Molly Weasley climbed into bed that night at peace with the world, well as much as she could be. Arthur was away on Order business and her children were all safely tucked away...somewhere. She had the utmost confidence that Fred, George, Ron and Ginny would be safe at Hogwarts, and even though they weren't her children officially, she was all the more reassured that Harry and Hermione were there too. She had seen Bill only a few hours ago, and he was staying at his flat in the middle of Muggle London which was probably the least dangerous place for a young wizard in Britain besides Hogwarts.No one in their right mind would attack Charlie's dragon reserve in the dead of winter (mating season), and Percy, well, Percy wasn't exactly putting a target on his back.
Arthur's mission for the Order that night was one of the most routine things she could possibly imagine. She almost wondered if he was given it just so he'd feel useful. But, at least , as she convinced herself before falling asleep, there was nothing to worry about for the night.
The only thing that would take away from Molly's pleasant contentment with her family's safety was a dream she'd have that night. It wasn't a nightmare, not even bad, far from it actually, but it had just seemed all too real.
"Molly Weasley?" the young woman said as she sat down in an armchair covered in a patchwork quilt across the coffee table. Molly had been knitting Christmas jumpers and listening to the WWN. The music seemed to die away as the young woman spoke. "Molly Weasley?"
"Yes?" Molly answered absentmindedly as she barley glanced up from her knitting. She had to take a second glance. She had first assumed this to be one of her children or maybe Arthur or that nice French girl Bill had been seeing lately, but she had never seen this woman before. She seemed to be in her early twenties with long dark red hair and startling green eyes.
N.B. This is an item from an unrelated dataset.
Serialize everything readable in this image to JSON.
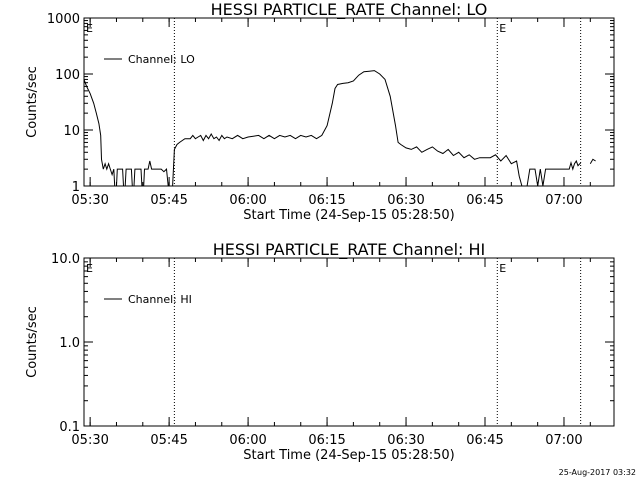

"Molly, this will be a shock to you, I know, but I'm Lily Potter," she explained. Molly felt an odd calming sensation go over her as her initial fear of seeing a stranger sitting in her living room subsided. "I know Harry's been staying with you and you've been looking after him. You love him like a son, and that's more than I could ever ask for. He may have never said it, but he loves you too."
"Oh…" was all that Molly could say. Lily went on.
"That was the hardest thing the night I died. When I knew he had killed James andwas going to kill me no matter what he said, it hit me so quickly. I wasn't going to let him kill my baby, but I knew too that I'd have to leave him alone in the world. People judge him all the time, and when I sense things like that sometimes, where I am, all I want to do is tell him that there's nothing he could ever do and there's nothing that could ever happen to make me or his father stop loving him. I don't care what he's beig called these days, because to me, he's my baby and always will be. I can't tell him that though, so Molly, thank you so much…for that."
With that, Molly woke up. A shot of white-silver smoke had just shot across the room very close to her head. She sat bolt upright and saw a patronus circling the room in the shape of a Phoenix.
The next thing Molly knew she was racing into St. Mungo's. Dumbledore had explained that Harry had seen Arthur bitten by a snake in a dream that night on his Order duty. When she found her husband at the hospital , the Healer thereassured her that her husband would recover because he'd been found on time. Molly came to her senses quickly and noticed that the Healer was indeed astonished as to how Mr. Weasley ended up there so fast, but, like all Healers, he refrained from asking any questions and merely went on about his business.
Then Molly suddenly understood that it was Harry's dream that had brought Arthur there in time. If he hadn't had it, Arthur would've been dead by then already. Ignoring, for a second, her husband's words about the snake and what had happened, she stood up straight, and, remembering her own dream from less than an hour before, she whispered "No Lily, it's I who should thank you."